The job of the hosting provider is a unique one. You are both a business owner, responsible for your own day-to-day operations, and a service provider that’s responsible for many of the online operations of other companies. Occasionally, when dealing with clients and customers, this means changing, altering, or modifying their permissions and their access to the service you provide. Whether it’s a delinquent payment or just a simple server migration, this post will run through account suspensions, terminations, and bandwidth limitations and how to effectively use them from your WebHost Manager account.
Account suspension
Suspending an account is a common and very effective technique to withhold or freeze cPanel functionality for a particular user. When a cPanel account is suspended, the system may forcibly log them out of their active session. When this occurs, a user will no longer have access to their Web Disk and mailing lists, while websites associated with the suspended account will have all of their traffic redirected to an account suspension page. Email will still be sent to their account, but associated users will not be able to download or access those files.
Bandwidth limiting
For web hosts that offer bandwidth tiers as a part of their hosting offering, WHM allows you to throttle the traffic and limit the bandwidth of, particularly active accounts.
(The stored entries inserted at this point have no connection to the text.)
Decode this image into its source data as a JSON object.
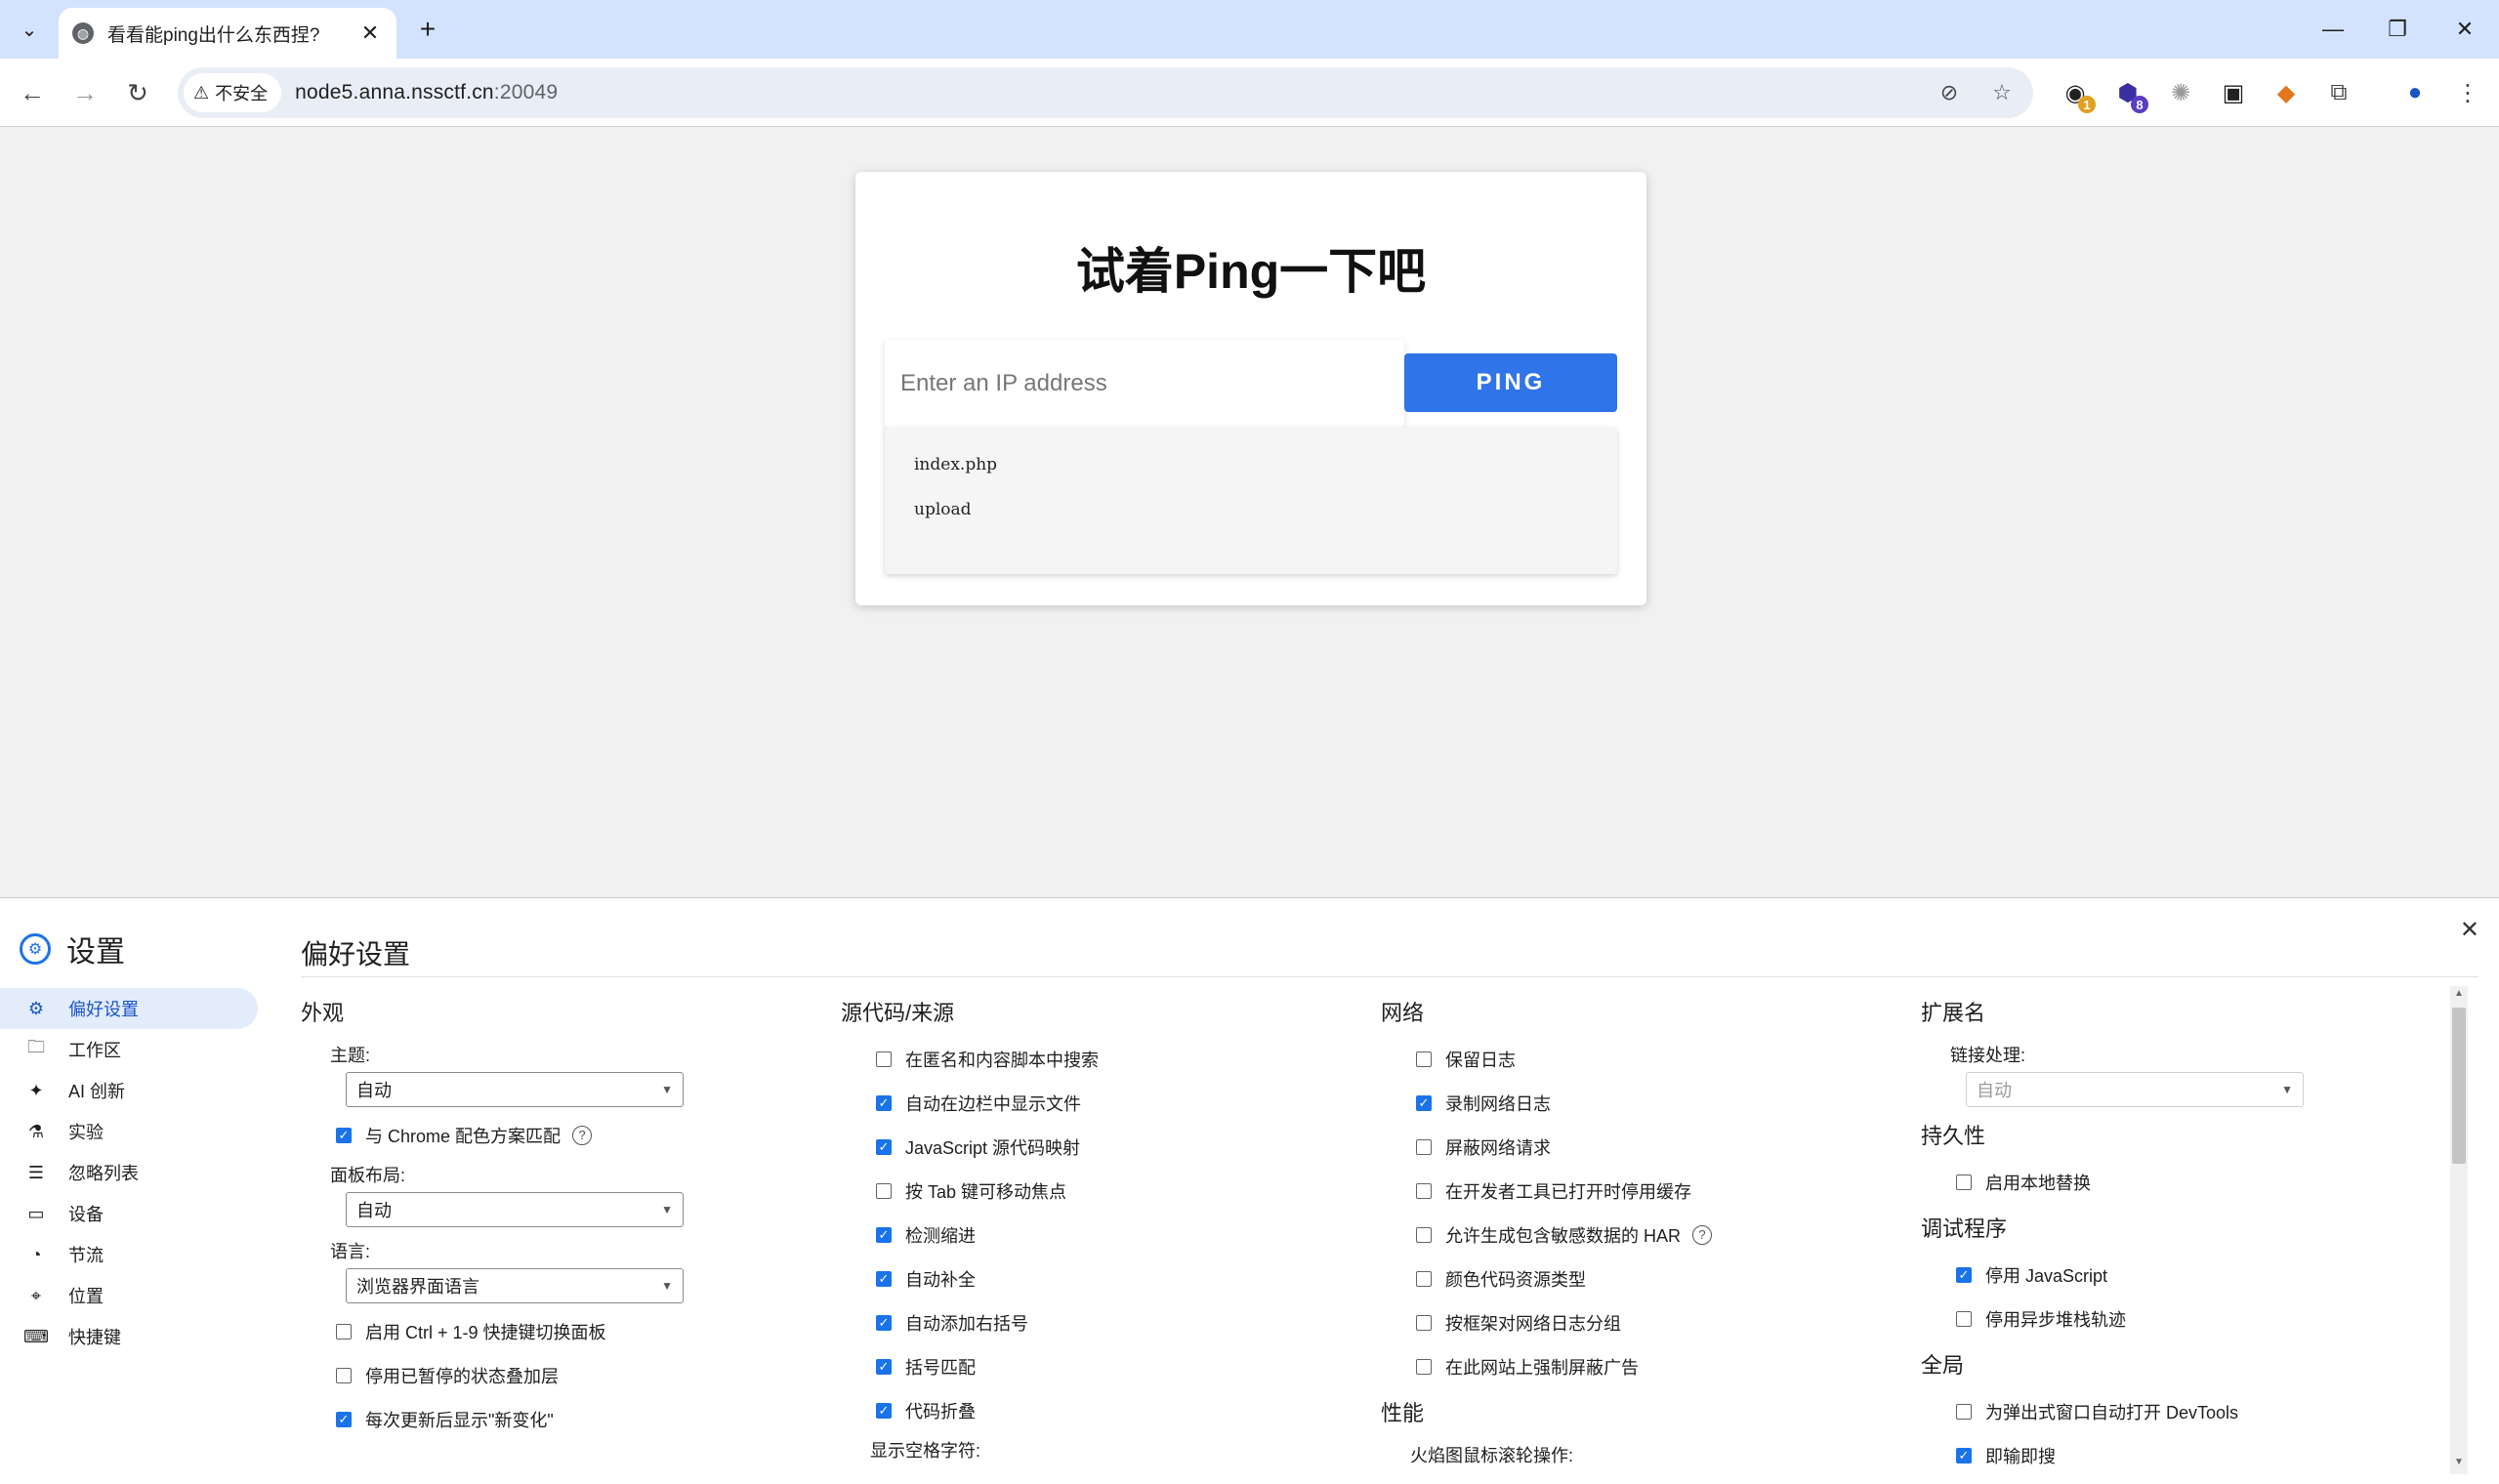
{
  "browser": {
    "tab_title": "看看能ping出什么东西捏?",
    "security_label": "不安全",
    "url_host": "node5.anna.nssctf.cn",
    "url_port": ":20049",
    "extension_badges": [
      "1",
      "8"
    ]
  },
  "page": {
    "heading": "试着Ping一下吧",
    "ip_placeholder": "Enter an IP address",
    "ping_button": "PING",
    "results": [
      "index.php",
      "upload"
    ]
  },
  "devtools": {
    "header_title": "设置",
    "main_title": "偏好设置",
    "nav": [
      {
        "label": "偏好设置",
        "icon": "gear-icon",
        "active": true
      },
      {
        "label": "工作区",
        "icon": "folder-icon",
        "active": false
      },
      {
        "label": "AI 创新",
        "icon": "sparkle-icon",
        "active": false
      },
      {
        "label": "实验",
        "icon": "flask-icon",
        "active": false
      },
      {
        "label": "忽略列表",
        "icon": "ignore-list-icon",
        "active": false
      },
      {
        "label": "设备",
        "icon": "devices-icon",
        "active": false
      },
      {
        "label": "节流",
        "icon": "speedometer-icon",
        "active": false
      },
      {
        "label": "位置",
        "icon": "location-pin-icon",
        "active": false
      },
      {
        "label": "快捷键",
        "icon": "keyboard-icon",
        "active": false
      }
    ],
    "appearance": {
      "title": "外观",
      "theme_label": "主题:",
      "theme_value": "自动",
      "match_chrome": "与 Chrome 配色方案匹配",
      "panel_layout_label": "面板布局:",
      "panel_layout_value": "自动",
      "language_label": "语言:",
      "language_value": "浏览器界面语言",
      "ctrl_switch": "启用 Ctrl + 1-9 快捷键切换面板",
      "disable_paused_overlay": "停用已暂停的状态叠加层",
      "show_whats_new": "每次更新后显示\"新变化\""
    },
    "sources": {
      "title": "源代码/来源",
      "items": [
        {
          "label": "在匿名和内容脚本中搜索",
          "checked": false
        },
        {
          "label": "自动在边栏中显示文件",
          "checked": true
        },
        {
          "label": "JavaScript 源代码映射",
          "checked": true
        },
        {
          "label": "按 Tab 键可移动焦点",
          "checked": false
        },
        {
          "label": "检测缩进",
          "checked": true
        },
        {
          "label": "自动补全",
          "checked": true
        },
        {
          "label": "自动添加右括号",
          "checked": true
        },
        {
          "label": "括号匹配",
          "checked": true
        },
        {
          "label": "代码折叠",
          "checked": true
        }
      ],
      "whitespace_label": "显示空格字符:"
    },
    "network": {
      "title": "网络",
      "items": [
        {
          "label": "保留日志",
          "checked": false
        },
        {
          "label": "录制网络日志",
          "checked": true
        },
        {
          "label": "屏蔽网络请求",
          "checked": false
        },
        {
          "label": "在开发者工具已打开时停用缓存",
          "checked": false
        },
        {
          "label": "允许生成包含敏感数据的 HAR",
          "checked": false
        },
        {
          "label": "颜色代码资源类型",
          "checked": false
        },
        {
          "label": "按框架对网络日志分组",
          "checked": false
        },
        {
          "label": "在此网站上强制屏蔽广告",
          "checked": false
        }
      ],
      "perf_title": "性能",
      "flamechart_label": "火焰图鼠标滚轮操作:"
    },
    "extensions": {
      "title": "扩展名",
      "link_handling_label": "链接处理:",
      "link_handling_value": "自动",
      "persistence_title": "持久性",
      "local_overrides": "启用本地替换",
      "debugger_title": "调试程序",
      "disable_js": "停用 JavaScript",
      "disable_async": "停用异步堆栈轨迹",
      "global_title": "全局",
      "auto_open_devtools": "为弹出式窗口自动打开 DevTools",
      "search_as_type": "即输即搜"
    },
    "colors": {
      "accent": "#1a73e8",
      "ping_button": "#2f74e8"
    }
  }
}
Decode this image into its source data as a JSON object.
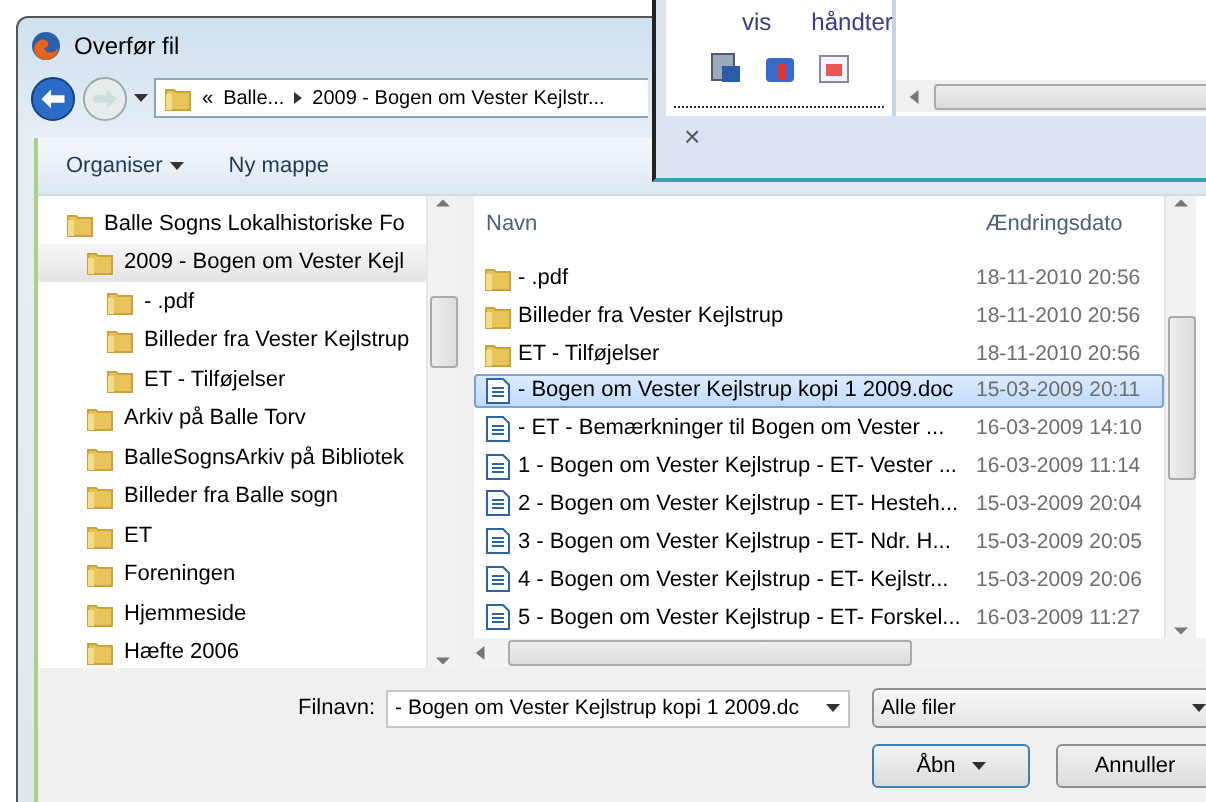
{
  "back_window": {
    "tabs": [
      "vis",
      "håndter"
    ],
    "close": "×"
  },
  "dialog": {
    "title": "Overfør fil",
    "breadcrumb": [
      "«",
      "Balle...",
      "2009 - Bogen om Vester Kejlstr..."
    ],
    "toolbar": [
      "Organiser",
      "Ny mappe"
    ],
    "tree": [
      {
        "label": "Balle Sogns Lokalhistoriske Fo",
        "selected": false,
        "children": [
          {
            "label": "2009 - Bogen om Vester Kejl",
            "selected": true,
            "children": [
              {
                "label": "- .pdf",
                "selected": false
              },
              {
                "label": "Billeder fra Vester Kejlstrup",
                "selected": false
              },
              {
                "label": "ET - Tilføjelser",
                "selected": false
              }
            ]
          },
          {
            "label": "Arkiv på Balle Torv",
            "selected": false
          },
          {
            "label": "BalleSognsArkiv på Bibliotek",
            "selected": false
          },
          {
            "label": "Billeder fra Balle sogn",
            "selected": false
          },
          {
            "label": "ET",
            "selected": false
          },
          {
            "label": "Foreningen",
            "selected": false
          },
          {
            "label": "Hjemmeside",
            "selected": false
          },
          {
            "label": "Hæfte 2006",
            "selected": false
          }
        ]
      }
    ],
    "columns": [
      "Navn",
      "Ændringsdato"
    ],
    "files": [
      {
        "kind": "folder",
        "name": "- .pdf",
        "date": "18-11-2010 20:56",
        "selected": false
      },
      {
        "kind": "folder",
        "name": "Billeder fra Vester Kejlstrup",
        "date": "18-11-2010 20:56",
        "selected": false
      },
      {
        "kind": "folder",
        "name": "ET - Tilføjelser",
        "date": "18-11-2010 20:56",
        "selected": false
      },
      {
        "kind": "doc",
        "name": "- Bogen om Vester Kejlstrup kopi 1 2009.doc",
        "date": "15-03-2009 20:11",
        "selected": true
      },
      {
        "kind": "doc",
        "name": "- ET - Bemærkninger til  Bogen om Vester ...",
        "date": "16-03-2009 14:10",
        "selected": false
      },
      {
        "kind": "doc",
        "name": "1 - Bogen om Vester Kejlstrup - ET- Vester ...",
        "date": "16-03-2009 11:14",
        "selected": false
      },
      {
        "kind": "doc",
        "name": "2 - Bogen om Vester Kejlstrup - ET- Hesteh...",
        "date": "15-03-2009 20:04",
        "selected": false
      },
      {
        "kind": "doc",
        "name": "3 - Bogen om Vester Kejlstrup - ET- Ndr. H...",
        "date": "15-03-2009 20:05",
        "selected": false
      },
      {
        "kind": "doc",
        "name": "4 - Bogen om Vester Kejlstrup - ET- Kejlstr...",
        "date": "15-03-2009 20:06",
        "selected": false
      },
      {
        "kind": "doc",
        "name": "5 - Bogen om Vester Kejlstrup - ET- Forskel...",
        "date": "16-03-2009 11:27",
        "selected": false
      }
    ],
    "filename_label": "Filnavn:",
    "filename": "- Bogen om Vester Kejlstrup kopi 1 2009.dc",
    "filter": "Alle filer",
    "buttons": [
      "Åbn",
      "Annuller"
    ]
  }
}
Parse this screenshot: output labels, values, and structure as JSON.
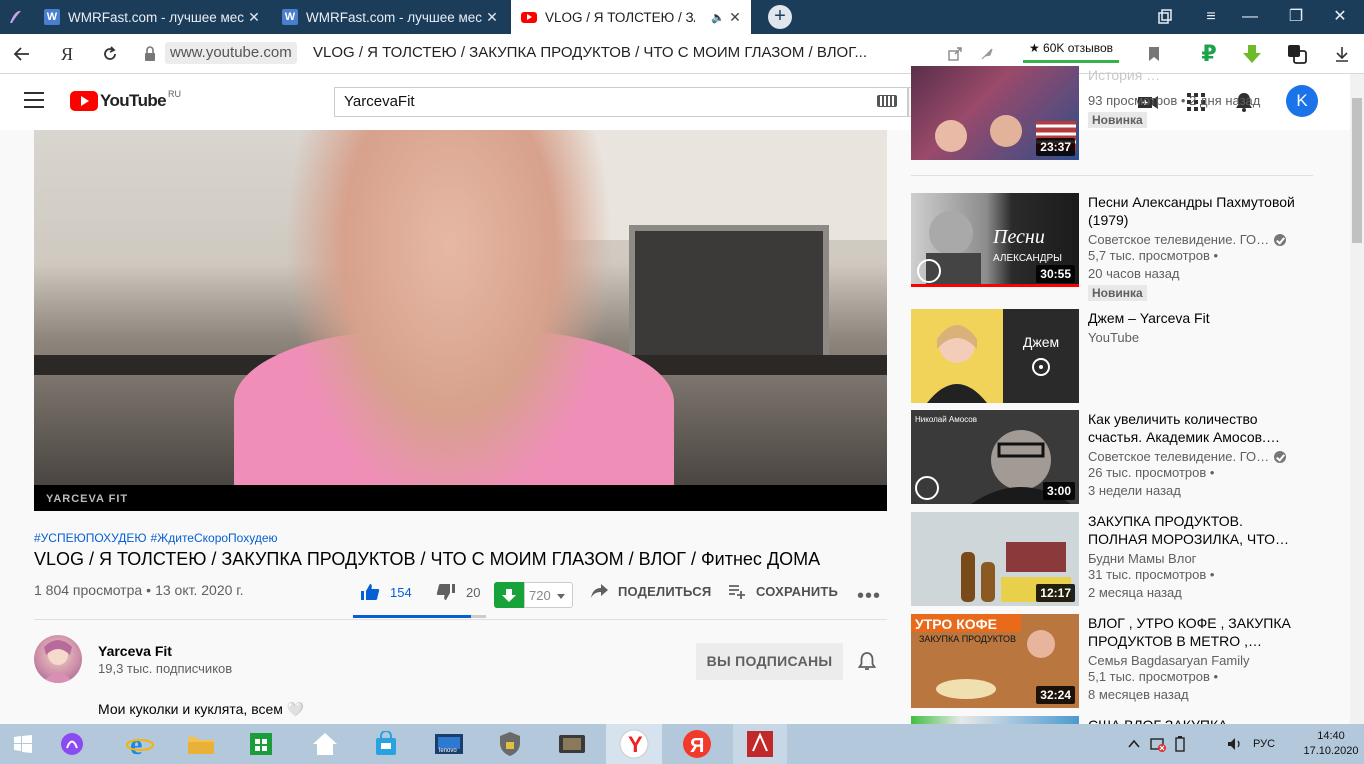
{
  "browser": {
    "tabs": [
      {
        "title": "WMRFast.com - лучшее мес",
        "fav": "W",
        "active": false
      },
      {
        "title": "WMRFast.com - лучшее мес",
        "fav": "W",
        "active": false
      },
      {
        "title": "VLOG / Я ТОЛСТЕЮ / ЗАК",
        "fav": "youtube-icon",
        "active": true
      }
    ],
    "url_domain": "www.youtube.com",
    "url_title": "VLOG / Я ТОЛСТЕЮ / ЗАКУПКА ПРОДУКТОВ / ЧТО С МОИМ ГЛАЗОМ / ВЛОГ...",
    "reviews": "★ 60K отзывов",
    "ya": "Я"
  },
  "youtube": {
    "logo_text": "YouTube",
    "region": "RU",
    "search_value": "YarcevaFit",
    "avatar_letter": "K"
  },
  "video": {
    "watermark": "YARCEVA FIT",
    "tags": [
      "#УСПЕЮПОХУДЕЮ",
      "#ЖдитеСкороПохудею"
    ],
    "title": "VLOG / Я ТОЛСТЕЮ / ЗАКУПКА ПРОДУКТОВ / ЧТО С МОИМ ГЛАЗОМ / ВЛОГ / Фитнес ДОМА",
    "views": "1 804 просмотра",
    "date": "13 окт. 2020 г.",
    "likes": "154",
    "dislikes": "20",
    "like_ratio": 0.885,
    "download_count": "720",
    "share_label": "ПОДЕЛИТЬСЯ",
    "save_label": "СОХРАНИТЬ"
  },
  "channel": {
    "name": "Yarceva Fit",
    "subscribers": "19,3 тыс. подписчиков",
    "subscribed_label": "ВЫ ПОДПИСАНЫ",
    "description": "Мои куколки и куклята, всем 🤍"
  },
  "sidebar": {
    "items": [
      {
        "title": "История …",
        "channel": "",
        "line1": "93 просмотров",
        "line2": "2 дня назад",
        "duration": "23:37",
        "badge": "Новинка",
        "verified": false
      },
      {
        "title": "Песни Александры Пахмутовой (1979)",
        "channel": "Советское телевидение. ГО…",
        "line1": "5,7 тыс. просмотров",
        "line2": "20 часов назад",
        "duration": "30:55",
        "badge": "Новинка",
        "verified": true
      },
      {
        "title": "Джем – Yarceva Fit",
        "channel": "YouTube",
        "line1": "",
        "line2": "",
        "duration": "",
        "badge": "",
        "verified": false,
        "thumb_label": "Джем"
      },
      {
        "title": "Как увеличить количество счастья. Академик Амосов.…",
        "channel": "Советское телевидение. ГО…",
        "line1": "26 тыс. просмотров",
        "line2": "3 недели назад",
        "duration": "3:00",
        "badge": "",
        "verified": true
      },
      {
        "title": "ЗАКУПКА ПРОДУКТОВ. ПОЛНАЯ МОРОЗИЛКА, ЧТО…",
        "channel": "Будни Мамы Влог",
        "line1": "31 тыс. просмотров",
        "line2": "2 месяца назад",
        "duration": "12:17",
        "badge": "",
        "verified": false
      },
      {
        "title": "ВЛОГ , УТРО КОФЕ , ЗАКУПКА ПРОДУКТОВ В METRO ,…",
        "channel": "Семья Bagdasaryan Family",
        "line1": "5,1 тыс. просмотров",
        "line2": "8 месяцев назад",
        "duration": "32:24",
        "badge": "",
        "verified": false
      },
      {
        "title": "США ВЛОГ ЗАКУПКА",
        "channel": "",
        "line1": "",
        "line2": "",
        "duration": "",
        "badge": "",
        "verified": false
      }
    ],
    "thumb_colors": [
      "#6c3b5a",
      "#3a3a3a",
      "#e2b23a",
      "#2c2c2c",
      "#7e8a80",
      "#b46a3a",
      "#4a9ad0"
    ]
  },
  "taskbar": {
    "lang": "РУС",
    "time": "14:40",
    "date": "17.10.2020"
  }
}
When bandwidth limitations are present, the system will automatically throttle the information passing through a particular account until the end of the month or billing cycle. When the new billing cycle begins, the user will have their bandwidth limitations dropped.
At any point prior to the end of the month, a hosting provider can remove bandwidth limitations for any and all accounts. To find out more about bandwidth limitations, browse our Knowledge Base.
Account termination
The most final action in our account penalization overview is termination. When an account is terminated, the system removes MySQL users, deletes any DNS zones, and erases associated files. In certain cases, such as when an account is migrating to a different server, a user’s DNS zone may be maintained the account was backed up.